Session 5: Prompt Engineering
Prompting TechniquesAI Model ParametersChain-of-Thought (CoT)

Session 5: Prompt Engineering

Presenters

Masih MoloodianYasin FakharMohammad Amin Dadgar

Prompt Engineering

Based on content from promptingguide.ai that we discussed in our AI Talks meeting, the first section of the document focuses on key parameters for controlling AI model outputs. Temperature and Top P are discussed as primary ways to manage response randomness and creativity, with the recommendation to adjust one but not both. Similarly, frequency and presence penalties help control repetition in different ways, with frequency penalty scaling based on token count and presence penalty applying a flat rate for any repetition. The document also covers basic parameters like max length and stop sequences for controlling response size.

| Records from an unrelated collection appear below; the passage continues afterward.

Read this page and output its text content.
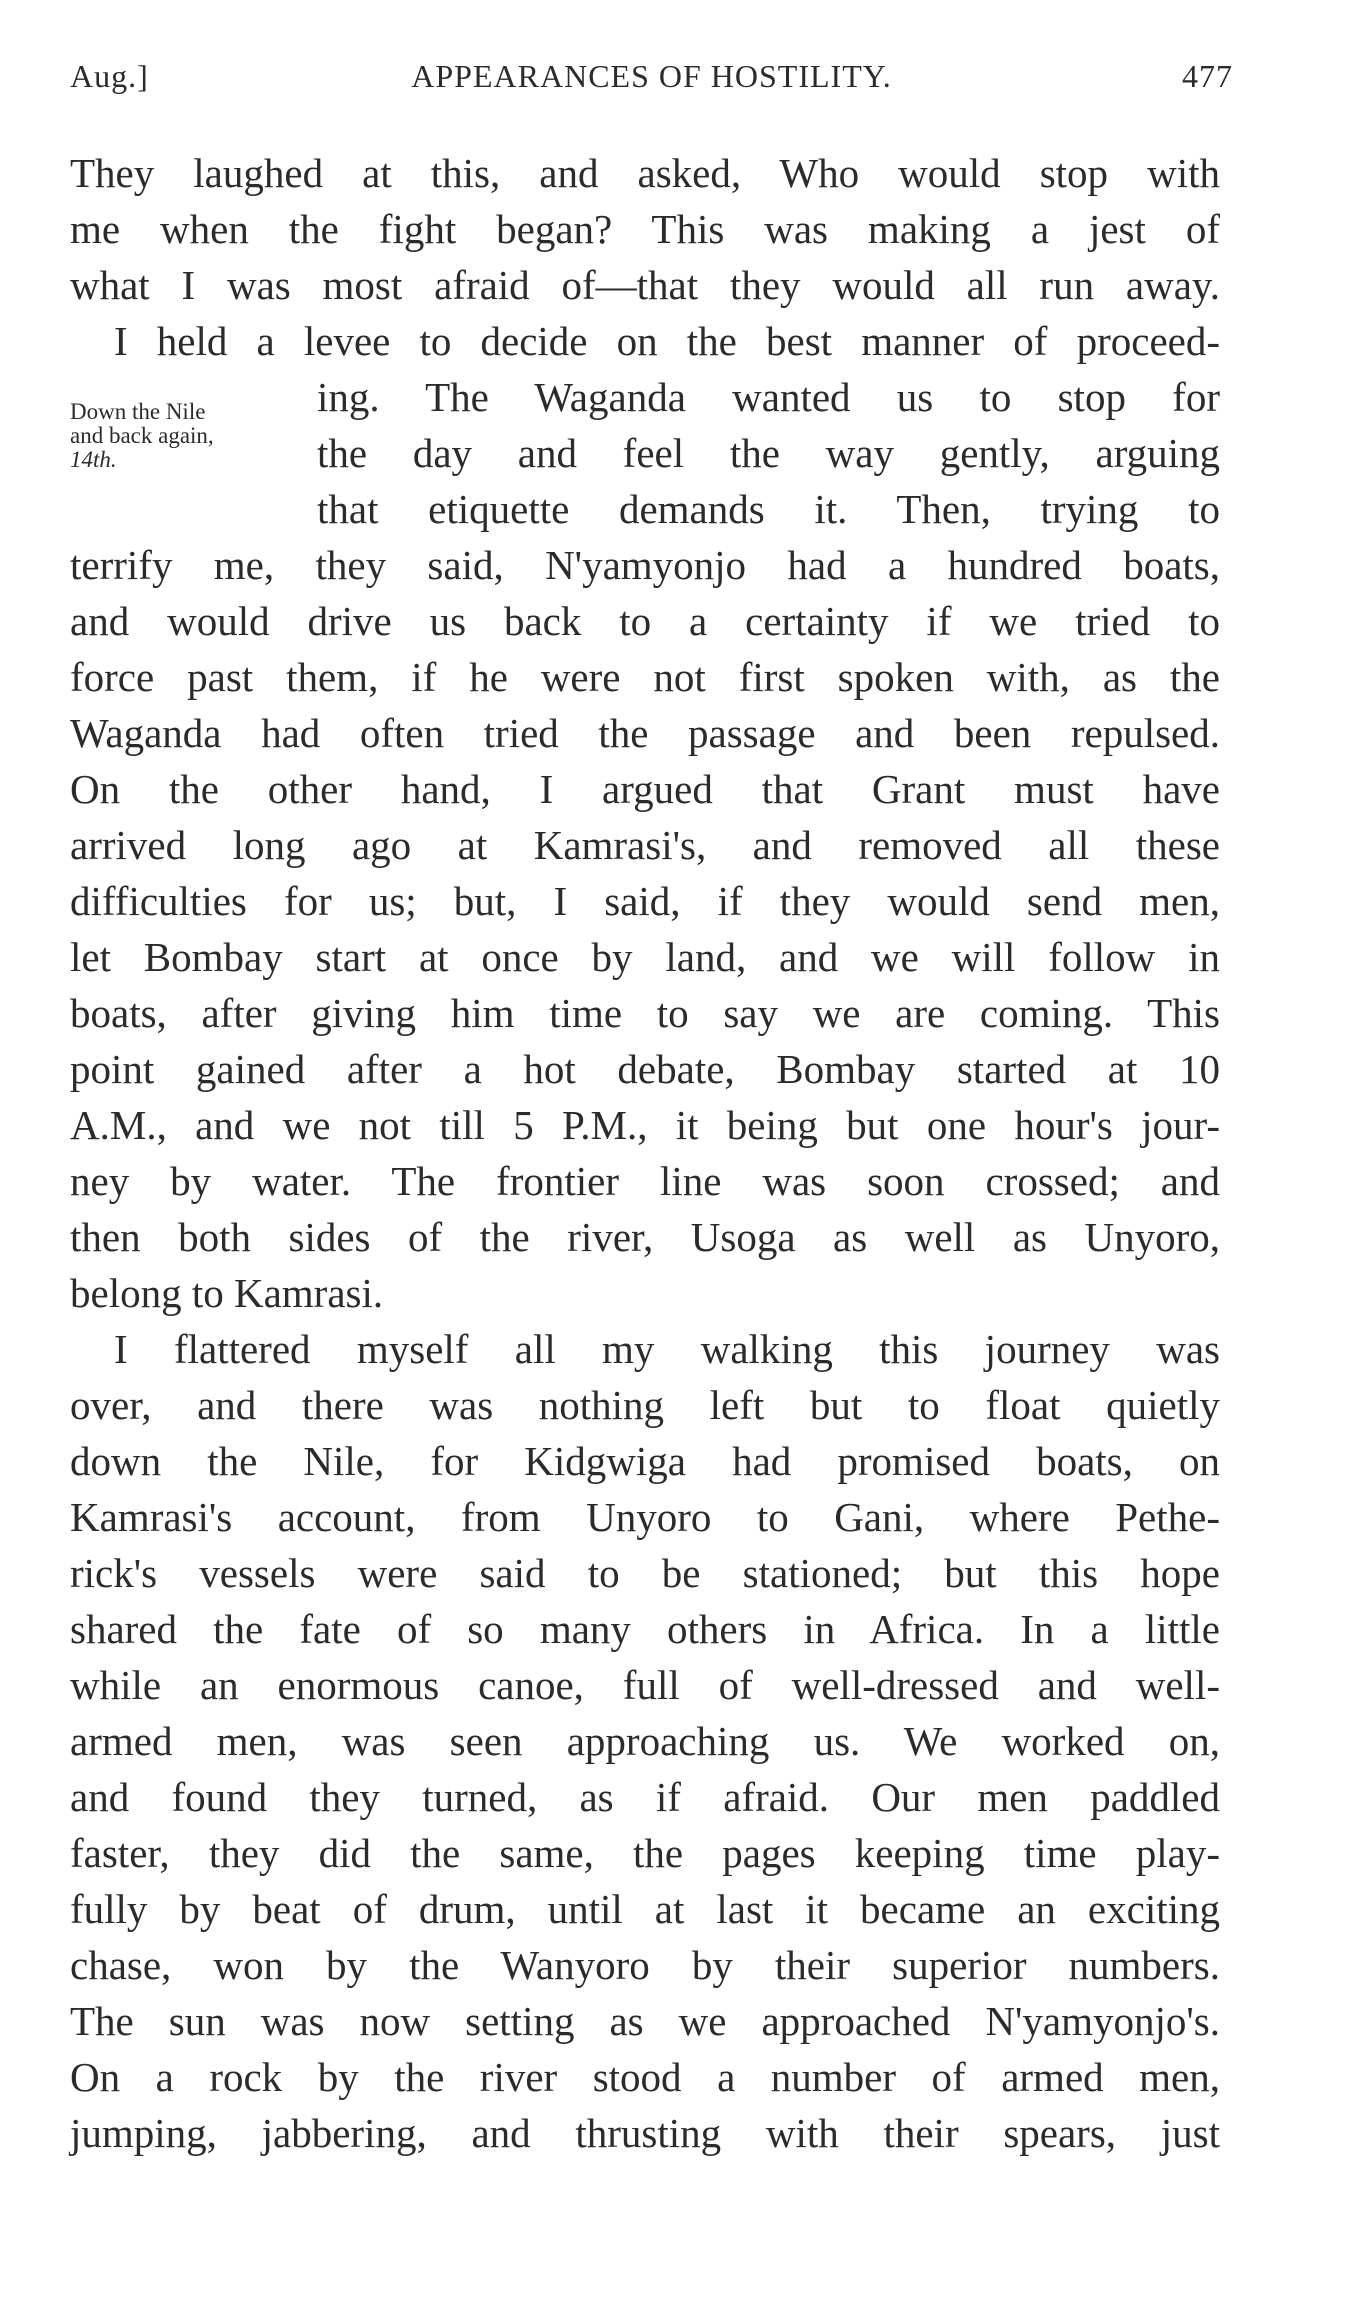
Aug.]	APPEARANCES OF HOSTILITY.	477
Down the Nile
and back again,
14th.
They laughed at this, and asked, Who would stop with
me when the fight began? This was making a jest of
what I was most afraid of—that they would all run away.
I held a levee to decide on the best manner of proceed-
ing. The Waganda wanted us to stop for
the day and feel the way gently, arguing
that etiquette demands it. Then, trying to
terrify me, they said, N'yamyonjo had a hundred boats,
and would drive us back to a certainty if we tried to
force past them, if he were not first spoken with, as the
Waganda had often tried the passage and been repulsed.
On the other hand, I argued that Grant must have
arrived long ago at Kamrasi's, and removed all these
difficulties for us; but, I said, if they would send men,
let Bombay start at once by land, and we will follow in
boats, after giving him time to say we are coming. This
point gained after a hot debate, Bombay started at 10
A.M., and we not till 5 P.M., it being but one hour's jour-
ney by water. The frontier line was soon crossed; and
then both sides of the river, Usoga as well as Unyoro,
belong to Kamrasi.
I flattered myself all my walking this journey was
over, and there was nothing left but to float quietly
down the Nile, for Kidgwiga had promised boats, on
Kamrasi's account, from Unyoro to Gani, where Pethe-
rick's vessels were said to be stationed; but this hope
shared the fate of so many others in Africa. In a little
while an enormous canoe, full of well-dressed and well-
armed men, was seen approaching us. We worked on,
and found they turned, as if afraid. Our men paddled
faster, they did the same, the pages keeping time play-
fully by beat of drum, until at last it became an exciting
chase, won by the Wanyoro by their superior numbers.
The sun was now setting as we approached N'yamyonjo's.
On a rock by the river stood a number of armed men,
jumping, jabbering, and thrusting with their spears, just
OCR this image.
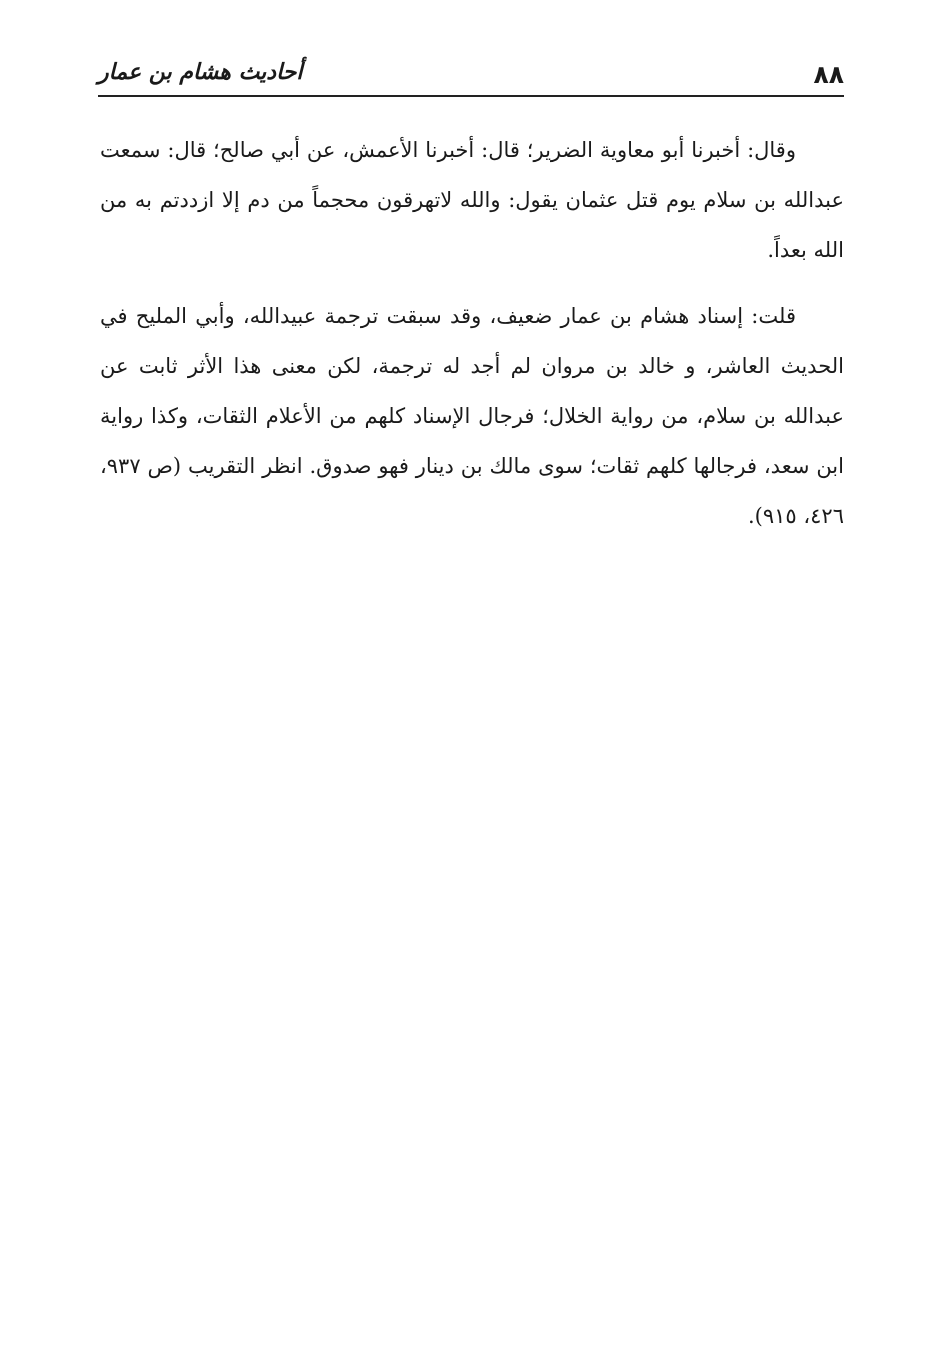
٨٨
أحاديث هشام بن عمار

وقال: أخبرنا أبو معاوية الضرير؛ قال: أخبرنا الأعمش، عن أبي صالح؛ قال: سمعت عبدالله بن سلام يوم قتل عثمان يقول: والله لاتهرقون محجماً من دم إلا ازددتم به من الله بعداً.

قلت: إسناد هشام بن عمار ضعيف، وقد سبقت ترجمة عبيدالله، وأبي المليح في الحديث العاشر، و خالد بن مروان لم أجد له ترجمة، لكن معنى هذا الأثر ثابت عن عبدالله بن سلام، من رواية الخلال؛ فرجال الإسناد كلهم من الأعلام الثقات، وكذا رواية ابن سعد، فرجالها كلهم ثقات؛ سوى مالك بن دينار فهو صدوق. انظر التقريب (ص ٩٣٧، ٤٢٦، ٩١٥).
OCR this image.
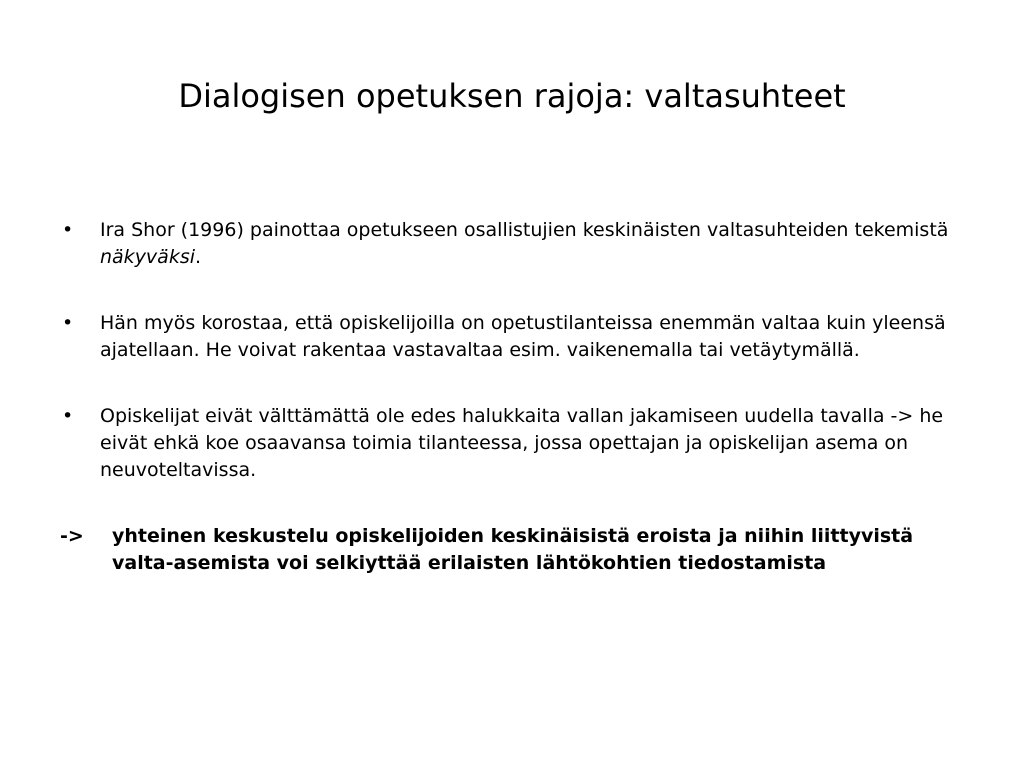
Dialogisen opetuksen rajoja: valtasuhteet
• Ira Shor (1996) painottaa opetukseen osallistujien keskinäisten valtasuhteiden tekemistä näkyväksi.
• Hän myös korostaa, että opiskelijoilla on opetustilanteissa enemmän valtaa kuin yleensä ajatellaan. He voivat rakentaa vastavaltaa esim. vaikenemalla tai vetäytymällä.
• Opiskelijat eivät välttämättä ole edes halukkaita vallan jakamiseen uudella tavalla -> he eivät ehkä koe osaavansa toimia tilanteessa, jossa opettajan ja opiskelijan asema on neuvoteltavissa.
-> yhteinen keskustelu opiskelijoiden keskinäisistä eroista ja niihin liittyvistä valta-asemista voi selkiyttää erilaisten lähtökohtien tiedostamista
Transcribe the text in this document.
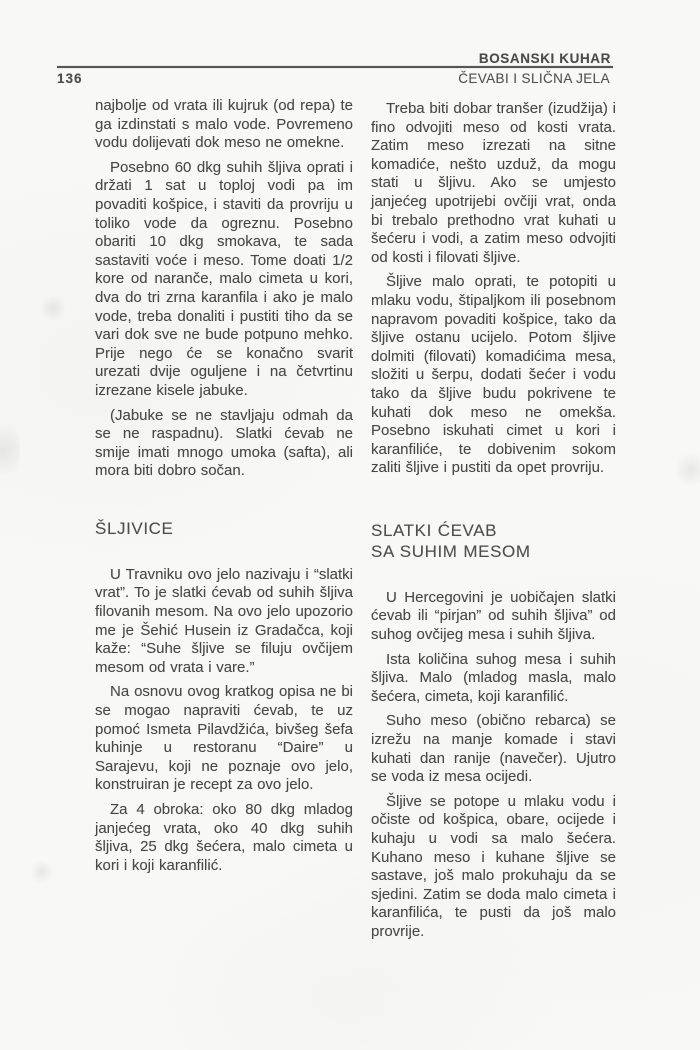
BOSANSKI KUHAR
136	ČEVABI I SLIČNA JELA

najbolje od vrata ili kujruk (od repa) te ga izdinstati s malo vode. Povremeno vodu dolijevati dok meso ne omekne.

Posebno 60 dkg suhih šljiva oprati i držati 1 sat u toploj vodi pa im povaditi košpice, i staviti da provriju u toliko vode da ogreznu. Posebno obariti 10 dkg smokava, te sada sastaviti voće i meso. Tome doati 1/2 kore od naranče, malo cimeta u kori, dva do tri zrna karanfila i ako je malo vode, treba donaliti i pustiti tiho da se vari dok sve ne bude potpuno mehko. Prije nego će se konačno svarit urezati dvije oguljene i na četvrtinu izrezane kisele jabuke.

(Jabuke se ne stavljaju odmah da se ne raspadnu). Slatki ćevab ne smije imati mnogo umoka (safta), ali mora biti dobro sočan.

ŠLJIVICE

U Travniku ovo jelo nazivaju i “slatki vrat”. To je slatki ćevab od suhih šljiva filovanih mesom. Na ovo jelo upozorio me je Šehić Husein iz Gradačca, koji kaže: “Suhe šljive se filuju ovčijem mesom od vrata i vare.”

Na osnovu ovog kratkog opisa ne bi se mogao napraviti ćevab, te uz pomoć Ismeta Pilavdžića, bivšeg šefa kuhinje u restoranu “Daire” u Sarajevu, koji ne poznaje ovo jelo, konstruiran je recept za ovo jelo.

Za 4 obroka: oko 80 dkg mladog janjećeg vrata, oko 40 dkg suhih šljiva, 25 dkg šećera, malo cimeta u kori i koji karanfilić.

Treba biti dobar tranšer (izudžija) i fino odvojiti meso od kosti vrata. Zatim meso izrezati na sitne komadiće, nešto uzduž, da mogu stati u šljivu. Ako se umjesto janjećeg upotrijebi ovčiji vrat, onda bi trebalo prethodno vrat kuhati u šećeru i vodi, a zatim meso odvojiti od kosti i filovati šljive.

Šljive malo oprati, te potopiti u mlaku vodu, štipaljkom ili posebnom napravom povaditi košpice, tako da šljive ostanu ucijelo. Potom šljive dolmiti (filovati) komadićima mesa, složiti u šerpu, dodati šećer i vodu tako da šljive budu pokrivene te kuhati dok meso ne omekša. Posebno iskuhati cimet u kori i karanfiliće, te dobivenim sokom zaliti šljive i pustiti da opet provriju.

SLATKI ĆEVAB
SA SUHIM MESOM

U Hercegovini je uobičajen slatki ćevab ili “pirjan” od suhih šljiva” od suhog ovčijeg mesa i suhih šljiva.

Ista količina suhog mesa i suhih šljiva. Malo (mladog masla, malo šećera, cimeta, koji karanfilić.

Suho meso (obično rebarca) se izrežu na manje komade i stavi kuhati dan ranije (navečer). Ujutro se voda iz mesa ocijedi.

Šljive se potope u mlaku vodu i očiste od košpica, obare, ocijede i kuhaju u vodi sa malo šećera. Kuhano meso i kuhane šljive se sastave, još malo prokuhaju da se sjedini. Zatim se doda malo cimeta i karanfilića, te pusti da još malo provrije.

The promptingguide.ai documentation, which was the focus of our AI Talks discussion, then emphasizes the importance of specificity and precision in prompt writing. It recommends using clear separators like "###" or "---" to distinguish between instructions and context, and stresses the value of being direct rather than overly clever. The guidance suggests focusing on what to do rather than what not to do, providing concrete examples of how this approach leads to better results in practice.

The final section from promptingguide.ai discusses prompting techniques, with particular attention to few-shot prompting and its limitations. Using a mathematical reasoning example, the document illustrates that while few-shot prompting can be effective for many tasks, it may fall short with complex reasoning problems. The text introduces chain-of-thought (CoT) prompting as a more advanced technique for handling arithmetic, commonsense, and symbolic reasoning tasks, noting that this capability emerges in sufficiently large language models.